Increase property taxes to pay for firefighting, emergency medical response, wildfire prevention
This measure would increase property taxes at the rate of $0.1047 per square foot of improvement, or about $199 a year for a 1,900-square-foot home, according to a staff report.
The tax would generate about $8.5 million a year and the money would help pay for firefighting services, emergency medical response, 911 service, hazard mitigation and wildfire prevention and preparedness. This tax would continue until voters repeal it. It requires a two-thirds vote to pass.
The cost of providing emergency services has gone up, according to the staff report. Calls to the fire department have increased 130% since 1995. The paramedic tax is not covering the cost of ambulance services, so the deficit is taken from the general fund. Alameda County is no longer paying the cost of transporting 5150 patients (those who pose a threat to themselves or others) to a psychiatric facility. Berkeley’s 911 communications center is in dire need of investment. For these and other reasons more funding is needed, according to the staff report.
Authorize Berkeley to continue spending funds collected from various taxes
Voters in Berkeley have approved various taxes over the years, including taxes for park maintenance, street lighting and storm drainage service, library services, emergency medical services, fire protection and emergency response services, emergency services for severely physically disabled persons, the business license tax, the utility users tax, the sugar-sweetened beverage products tax, parking and transient occupancy taxes, and the real property transfer tax.
A state law, known as the “Gann Appropriations Limit” only allows cities to spend the amount it spent in the previous year, adjusted for changes in population and the cost of living unless voters deem otherwise. In 2016, Berkeley voters approved the expenditure of these tax proceeds through June 30. This measure asks voters for another four-year extension. “Unless the voters do so, half of any amount collected in excess of the appropriation limit must be refunded to the taxpayers within the next two years,” according to a staff report.

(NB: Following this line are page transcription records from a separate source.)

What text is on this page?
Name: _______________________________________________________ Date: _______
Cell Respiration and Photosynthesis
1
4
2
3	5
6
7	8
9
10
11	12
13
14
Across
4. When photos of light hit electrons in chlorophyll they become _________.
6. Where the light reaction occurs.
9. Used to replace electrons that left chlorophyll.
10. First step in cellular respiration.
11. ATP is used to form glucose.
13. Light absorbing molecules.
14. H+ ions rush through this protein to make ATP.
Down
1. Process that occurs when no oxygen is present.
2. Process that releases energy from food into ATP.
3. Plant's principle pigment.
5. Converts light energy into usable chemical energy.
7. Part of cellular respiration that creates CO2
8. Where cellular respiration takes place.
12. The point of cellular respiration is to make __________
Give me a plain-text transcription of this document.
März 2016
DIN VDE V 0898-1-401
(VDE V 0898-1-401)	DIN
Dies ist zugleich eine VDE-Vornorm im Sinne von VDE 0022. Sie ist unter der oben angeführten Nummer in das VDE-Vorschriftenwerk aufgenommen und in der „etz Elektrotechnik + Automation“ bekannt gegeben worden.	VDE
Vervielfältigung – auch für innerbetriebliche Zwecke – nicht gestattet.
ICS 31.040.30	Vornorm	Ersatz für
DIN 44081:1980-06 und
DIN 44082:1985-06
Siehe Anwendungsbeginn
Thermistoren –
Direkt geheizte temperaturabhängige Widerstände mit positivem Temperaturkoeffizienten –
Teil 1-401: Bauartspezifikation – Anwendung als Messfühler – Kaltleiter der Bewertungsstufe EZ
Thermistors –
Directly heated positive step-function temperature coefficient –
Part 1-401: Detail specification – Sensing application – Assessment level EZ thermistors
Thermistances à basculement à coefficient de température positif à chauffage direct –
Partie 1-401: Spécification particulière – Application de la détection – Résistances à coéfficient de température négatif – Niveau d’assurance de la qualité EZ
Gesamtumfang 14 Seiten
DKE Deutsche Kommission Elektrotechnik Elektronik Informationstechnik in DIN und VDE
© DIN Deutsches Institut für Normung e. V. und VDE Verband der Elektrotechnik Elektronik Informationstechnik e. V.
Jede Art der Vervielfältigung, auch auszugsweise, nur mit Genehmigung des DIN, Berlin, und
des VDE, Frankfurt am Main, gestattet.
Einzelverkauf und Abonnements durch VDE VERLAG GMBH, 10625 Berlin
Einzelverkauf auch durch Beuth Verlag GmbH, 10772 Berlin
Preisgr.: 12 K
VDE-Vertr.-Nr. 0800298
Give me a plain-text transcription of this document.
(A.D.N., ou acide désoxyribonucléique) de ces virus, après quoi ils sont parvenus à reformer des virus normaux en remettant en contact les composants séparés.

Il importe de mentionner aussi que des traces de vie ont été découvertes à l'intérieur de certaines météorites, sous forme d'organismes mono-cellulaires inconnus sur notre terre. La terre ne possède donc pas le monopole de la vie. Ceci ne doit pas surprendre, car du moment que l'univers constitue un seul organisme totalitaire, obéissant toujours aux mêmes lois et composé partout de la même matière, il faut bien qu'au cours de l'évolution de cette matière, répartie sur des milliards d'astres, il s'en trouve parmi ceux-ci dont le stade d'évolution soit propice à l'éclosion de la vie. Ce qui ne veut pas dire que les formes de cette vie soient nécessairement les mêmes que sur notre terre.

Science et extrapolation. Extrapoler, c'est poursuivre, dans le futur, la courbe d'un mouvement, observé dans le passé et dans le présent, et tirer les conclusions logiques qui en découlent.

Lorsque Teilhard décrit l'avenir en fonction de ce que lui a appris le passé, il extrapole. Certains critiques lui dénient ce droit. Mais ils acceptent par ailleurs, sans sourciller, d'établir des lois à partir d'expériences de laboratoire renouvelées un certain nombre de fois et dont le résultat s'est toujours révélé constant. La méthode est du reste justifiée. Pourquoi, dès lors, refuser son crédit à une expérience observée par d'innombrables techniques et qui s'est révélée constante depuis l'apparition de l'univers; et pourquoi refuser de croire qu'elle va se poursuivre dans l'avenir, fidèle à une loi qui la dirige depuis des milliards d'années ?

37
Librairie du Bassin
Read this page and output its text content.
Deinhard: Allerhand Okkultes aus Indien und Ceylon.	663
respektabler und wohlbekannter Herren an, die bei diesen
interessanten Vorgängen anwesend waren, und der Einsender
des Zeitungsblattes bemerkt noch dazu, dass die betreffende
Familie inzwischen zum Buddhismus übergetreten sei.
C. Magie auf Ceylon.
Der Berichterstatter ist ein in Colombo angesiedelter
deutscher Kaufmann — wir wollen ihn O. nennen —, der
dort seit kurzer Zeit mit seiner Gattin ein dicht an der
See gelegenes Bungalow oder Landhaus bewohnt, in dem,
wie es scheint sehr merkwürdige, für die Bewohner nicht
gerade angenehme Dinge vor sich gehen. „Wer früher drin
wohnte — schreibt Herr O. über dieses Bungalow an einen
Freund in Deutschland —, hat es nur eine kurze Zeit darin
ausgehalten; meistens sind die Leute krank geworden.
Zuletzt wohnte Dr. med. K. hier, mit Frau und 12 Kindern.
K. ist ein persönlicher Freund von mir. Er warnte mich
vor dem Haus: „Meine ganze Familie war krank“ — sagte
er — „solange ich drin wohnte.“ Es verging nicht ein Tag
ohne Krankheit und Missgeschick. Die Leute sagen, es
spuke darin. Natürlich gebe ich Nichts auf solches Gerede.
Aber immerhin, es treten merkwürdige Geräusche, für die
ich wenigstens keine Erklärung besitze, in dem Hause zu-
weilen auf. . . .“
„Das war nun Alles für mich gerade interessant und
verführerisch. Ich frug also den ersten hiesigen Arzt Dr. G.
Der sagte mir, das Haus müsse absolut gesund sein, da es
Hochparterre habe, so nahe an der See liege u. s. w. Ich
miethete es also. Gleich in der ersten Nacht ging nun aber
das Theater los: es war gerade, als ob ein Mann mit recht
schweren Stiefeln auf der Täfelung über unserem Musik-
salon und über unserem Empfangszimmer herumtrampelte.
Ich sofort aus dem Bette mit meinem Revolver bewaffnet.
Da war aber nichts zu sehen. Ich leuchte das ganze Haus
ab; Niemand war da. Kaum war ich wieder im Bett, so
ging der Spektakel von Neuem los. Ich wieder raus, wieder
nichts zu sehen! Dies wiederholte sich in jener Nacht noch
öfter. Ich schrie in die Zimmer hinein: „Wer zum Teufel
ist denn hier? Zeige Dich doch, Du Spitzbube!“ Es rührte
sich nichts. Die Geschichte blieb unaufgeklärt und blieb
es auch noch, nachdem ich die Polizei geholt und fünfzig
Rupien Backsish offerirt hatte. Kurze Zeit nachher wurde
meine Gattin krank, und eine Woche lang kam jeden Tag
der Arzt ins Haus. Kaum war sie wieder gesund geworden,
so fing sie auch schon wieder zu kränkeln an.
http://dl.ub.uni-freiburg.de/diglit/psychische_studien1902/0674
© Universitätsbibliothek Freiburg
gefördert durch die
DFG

A four-part measure to rescind residency requirements for firefighters, take out gendered language from the city charter and replace it with gender-neutral language; change requirements for those on the redistricting commission so they comply with state law, and add position and duties of the city attorney to the charter
Currently, sworn firefighters must live within a 40-mile radius of Berkeley; this ballot measure would rescind that requirement. It would remove 77 instances of gendered language (he, she, workman, chairman, etc.) and replace it with gender-neutral terms. This ballot measure would remove the requirement that applicants to the redistricting commission had to have voted in the last two general municipal elections. California law now prohibits this. The City Charter makes no specific reference to the role of the city attorney. This measure would delineate the role and responsibilities of that office in the charter.
Update Aug. 6: This article has been corrected to remove the statements that the city charter defines the mayoral and city council positions as part-time and a revised charter would state the positons are full-time. The charter does not speak to the issue although it has become a given in Berkeley that those officeholders are working part-time. We are trying to track down if that is written anywhere.